Optical coherence tomography (OCT) is a three-dimensional, high speed, high resolution imaging modality with a broad range of biomedical applications. For example, OCT has become a standard diagnostic device in clinical ophthalmology. Besides diagnosis, OCT also has great potential in surgical guidance. A miniature OCT probe based on fiber-optic components can be integrated with a conventional surgical instrument for hand-held scanning. Such small, light-weight OCT probe can offer surgeon with freedom to access imaging sites of interest with large field of view in limited space and thus provide real-time intraoperative imaging and sensing capability to enhance surgical outcome. In the past few years, my research focus has been the development of a hand-held OCT system for intraoperative applications. In this presentation, I will show a few examples of our research efforts for the development of intraoperative hand-held OCT. With my extensive experience in using OCT to interrogate various properties (physical/chemical) of specimen and processing the obtained information with sophisticated algorithm at a high speed, I plan to develop smarter OCT systems for biomedical applications here at Michigan Tech.

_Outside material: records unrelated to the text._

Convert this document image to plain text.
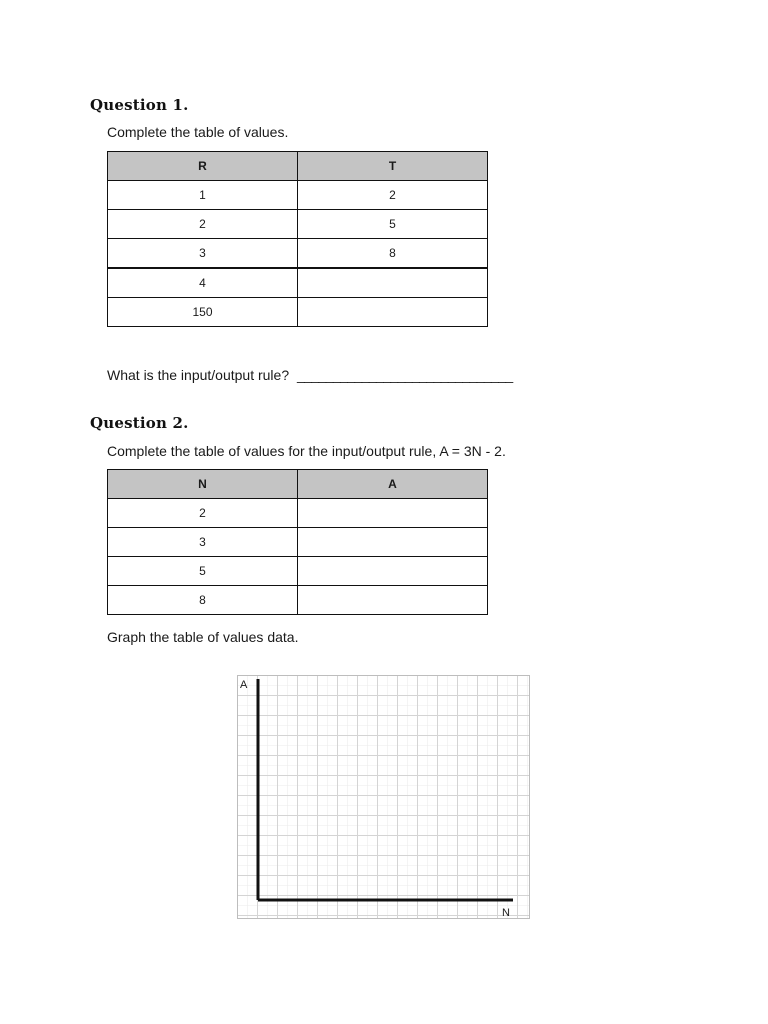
Question 1.
Complete the table of values.
R	T
1	2
2	5
3	8
4	
150	
What is the input/output rule? ______________________________
Question 2.
Complete the table of values for the input/output rule, A = 3N - 2.
N	A
2	
3	
5	
8	
Graph the table of values data.
A
N
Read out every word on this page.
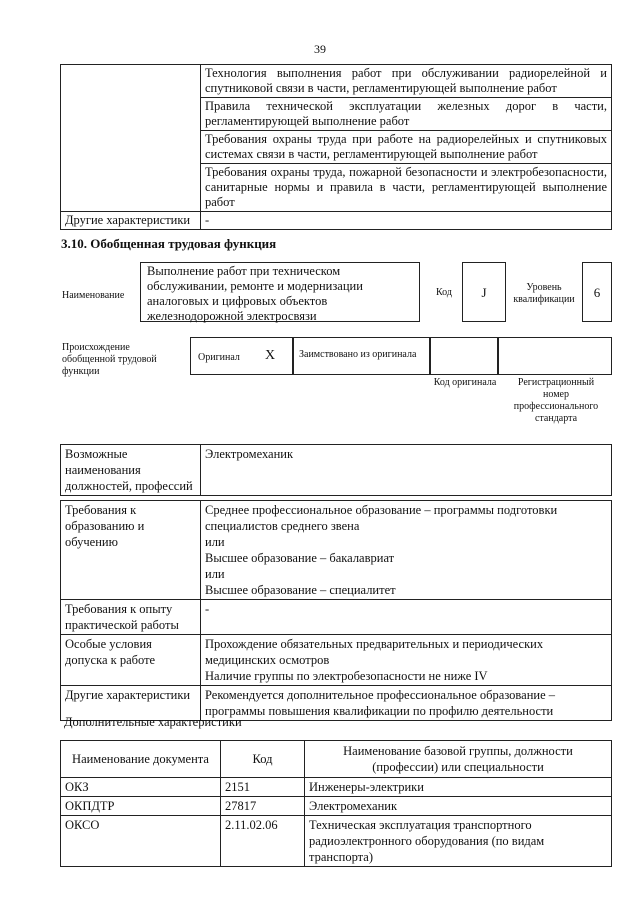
39
	Технология выполнения работ при обслуживании радиорелейной и спутниковой связи в части, регламентирующей выполнение работ
	Правила технической эксплуатации железных дорог в части, регламентирующей выполнение работ
	Требования охраны труда при работе на радиорелейных и спутниковых системах связи в части, регламентирующей выполнение работ
	Требования охраны труда, пожарной безопасности и электробезопасности, санитарные нормы и правила в части, регламентирующей выполнение работ
Другие характеристики	-
3.10. Обобщенная трудовая функция
Наименование
Выполнение работ при техническом обслуживании, ремонте и модернизации аналоговых и цифровых объектов железнодорожной электросвязи
Код	J	Уровень квалификации	6
Происхождение обобщенной трудовой функции
Оригинал X	Заимствовано из оригинала
Код оригинала	Регистрационный номер профессионального стандарта
Возможные наименования должностей, профессий	Электромеханик
Требования к образованию и обучению	Среднее профессиональное образование – программы подготовки специалистов среднего звена
или
Высшее образование – бакалавриат
или
Высшее образование – специалитет

Требования к опыту практической работы	-
Особые условия допуска к работе	Прохождение обязательных предварительных и периодических медицинских осмотров
Наличие группы по электробезопасности не ниже IV

Другие характеристики	Рекомендуется дополнительное профессиональное образование – программы повышения квалификации по профилю деятельности
Дополнительные характеристики
Наименование документа	Код	Наименование базовой группы, должности (профессии) или специальности
ОКЗ	2151	Инженеры-электрики
ОКПДТР	27817	Электромеханик
ОКСО	2.11.02.06	Техническая эксплуатация транспортного радиоэлектронного оборудования (по видам транспорта)
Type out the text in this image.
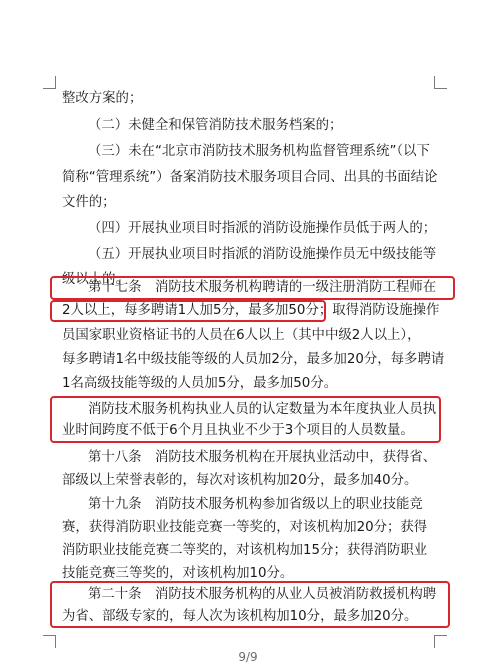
整改方案的；
（二）未健全和保管消防技术服务档案的；
（三）未在“北京市消防技术服务机构监督管理系统”（以下
简称“管理系统”）备案消防技术服务项目合同、出具的书面结论
文件的；
（四）开展执业项目时指派的消防设施操作员低于两人的；
（五）开展执业项目时指派的消防设施操作员无中级技能等
级以上的。
第十七条　消防技术服务机构聘请的一级注册消防工程师在
2人以上，每多聘请1人加5分，最多加50分；取得消防设施操作
员国家职业资格证书的人员在6人以上（其中中级2人以上），
每多聘请1名中级技能等级的人员加2分，最多加20分，每多聘请
1名高级技能等级的人员加5分，最多加50分。
消防技术服务机构执业人员的认定数量为本年度执业人员执
业时间跨度不低于6个月且执业不少于3个项目的人员数量。
第十八条　消防技术服务机构在开展执业活动中，获得省、
部级以上荣誉表彰的，每次对该机构加20分，最多加40分。
第十九条　消防技术服务机构参加省级以上的职业技能竞
赛，获得消防职业技能竞赛一等奖的，对该机构加20分；获得
消防职业技能竞赛二等奖的，对该机构加15分；获得消防职业
技能竞赛三等奖的，对该机构加10分。
第二十条　消防技术服务机构的从业人员被消防救援机构聘
为省、部级专家的，每人次为该机构加10分，最多加20分。
9/9
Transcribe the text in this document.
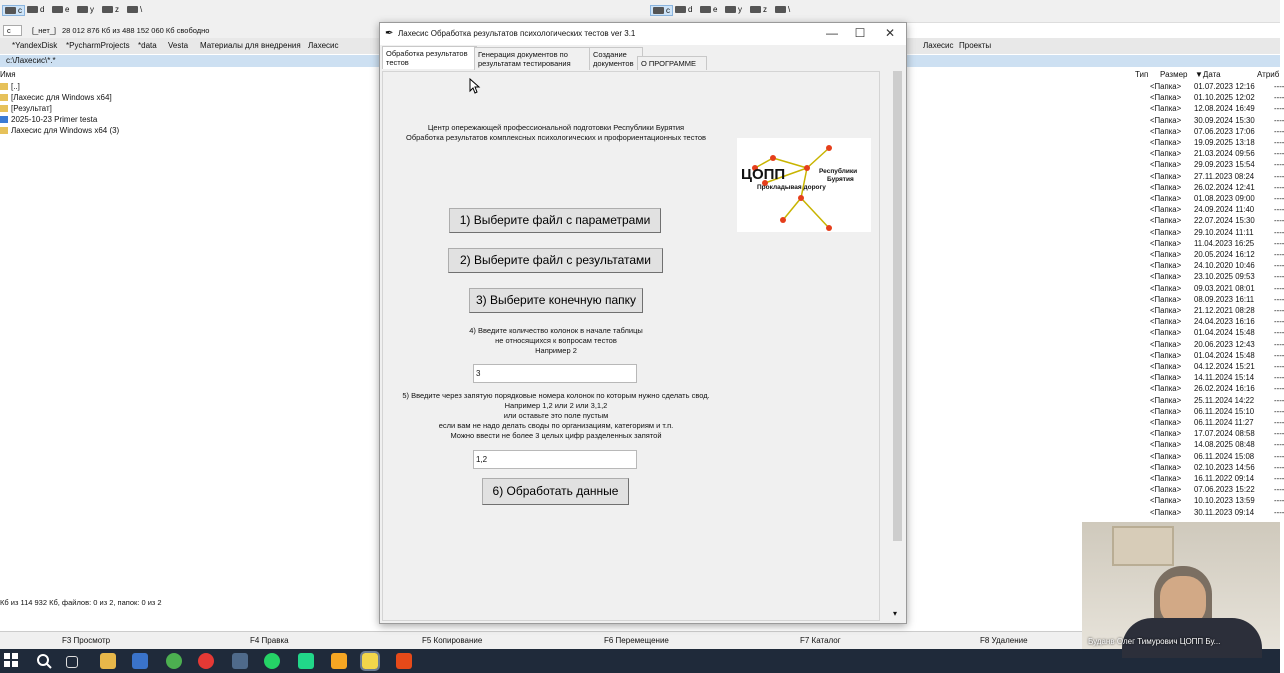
c d	e	y	z	\	c d	e	y	z	\
c	[_нет_] 28 012 876 Кб из 488 152 060 Кб свободно
*YandexDisk *PycharmProjects *data Vesta Материалы для внедрения Лахесис	Лахесис Проекты
c:\Лахесис\*.*
Имя	Тип Размер ▼Дата	Атриб
[..]
[Лахесис для Windows x64]
[Результат]
2025-10-23 Primer testa
Лахесис для Windows x64 (3)
<Папка> 01.07.2023 12:16 ----
<Папка> 01.10.2025 12:02 ----
<Папка> 12.08.2024 16:49 ----
<Папка> 30.09.2024 15:30 ----
<Папка> 07.06.2023 17:06 ----
<Папка> 19.09.2025 13:18 ----
<Папка> 21.03.2024 09:56 ----
<Папка> 29.09.2023 15:54 ----
<Папка> 27.11.2023 08:24	----
<Папка> 26.02.2024 12:41 ----
<Папка> 01.08.2023 09:00 ----
<Папка> 24.09.2024 11:40	----
<Папка> 22.07.2024 15:30 ----
<Папка> 29.10.2024 11:11	----
<Папка> 11.04.2023 16:25	----
<Папка> 20.05.2024 16:12 ----
<Папка> 24.10.2020 10:46 ----
<Папка> 23.10.2025 09:53 ----
<Папка> 09.03.2021 08:01 ----
<Папка> 08.09.2023 16:11	----
<Папка> 21.12.2021 08:28 ----
<Папка> 24.04.2023 16:16 ----
<Папка> 01.04.2024 15:48 ----
<Папка> 20.06.2023 12:43 ----
<Папка> 01.04.2024 15:48 ----
<Папка> 04.12.2024 15:21 ----
<Папка> 14.11.2024 15:14	----
<Папка> 26.02.2024 16:16 ----
<Папка> 25.11.2024 14:22	----
<Папка> 06.11.2024 15:10	----
<Папка> 06.11.2024 11:27	----
<Папка> 17.07.2024 08:58 ----
<Папка> 14.08.2025 08:48 ----
<Папка> 06.11.2024 15:08	----
<Папка> 02.10.2023 14:56 ----
<Папка> 16.11.2022 09:14	----
<Папка> 07.06.2023 15:22 ----
<Папка> 10.10.2023 13:59 ----
<Папка> 30.11.2023 09:14	----
Кб из 114 932 Кб, файлов: 0 из 2, папок: 0 из 2
F3 Просмотр	F4 Правка	F5 Копирование	F6 Перемещение	F7 Каталог	F8 Удаление	Буданв Олег Тимурович ЦОПП Бу...
✒ Лахесис Обработка результатов психологических тестов ver 3.1	—	☐	✕
Обработка результатов тестов
Генерация документов по результатам тестирования
Создание документов О ПРОГРАММЕ
Центр опережающей профессиональной подготовки Республики Бурятия
Обработка результатов комплексных психологических и профориентационных тестов
ЦОПП	Республики
Бурятия
Прокладывая дорогу
1) Выберите файл с параметрами
2) Выберите файл с результатами
3) Выберите конечную папку
4) Введите количество колонок в начале таблицы
не относящихся к вопросам тестов
Например 2
3
5) Введите через запятую порядковые номера колонок по которым нужно сделать свод.
Например 1,2 или 2 или 3,1,2
или оставьте это поле пустым
если вам не надо делать своды по организациям, категориям и т.п.
Можно ввести не более 3 целых цифр разделенных запятой
1,2
6) Обработать данные
▾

Biography: Dr. Liu received her B.S. and M.S. degrees from Tsinghua University, Beijing, China. She started to study in the Johns Hopkins University since 2007 and received her Ph.D degree in 2011. Before joining the faculty of Michigan Tech, Dr. Liu worked as post-doctoral fellow in the Johns Hopkins University.


BME Graduate Seminar: Biomechanical Behaviour

BME Graduate Seminar; Dr. Ray Vanderby, Department of Orthopedics and Rehabilitation, University of Wisconsin School of Medicine
Time: 3:00, Friday, September 27 in U113 M&M

Title: A Method to Quantify Biomechanical Behaviour in Soft TIssues

Computational and in vitro studies of softs tissues provide insight into functional behavior and demonstrate the intrinsic value of mechanical metrics. Methodological limitations, however, make in vivo data more challenging to gather and hence, rarely used clinically. Acoustoelastic (AE) analysis of ultrasound data has shown promise for providing in vivo mechanical data. AE studies analyze the changing ultrasound echoes in a loaded tissue and compute tissue stiffness from the AE equations. Using tendons as an example, this seminar will discuss how this concept can be implemented with standard ultrasound systems to characterize local tissue pathologies and mechanical compromise. Results provide localized tissue stress, strain, and stiffness from ultrasound echo intensities. We demonstrate our method on tendinopathy regions in human Achilles tendons and other examples under current investigation. Comparative local stiffnesses (normal versus tendinopathic) indicate the degree of mechanical compromise in the pathological region. Within limits of resolution and modeling assumptions, these data can quantify structural compromise and monitor functional healing in pathological tendons.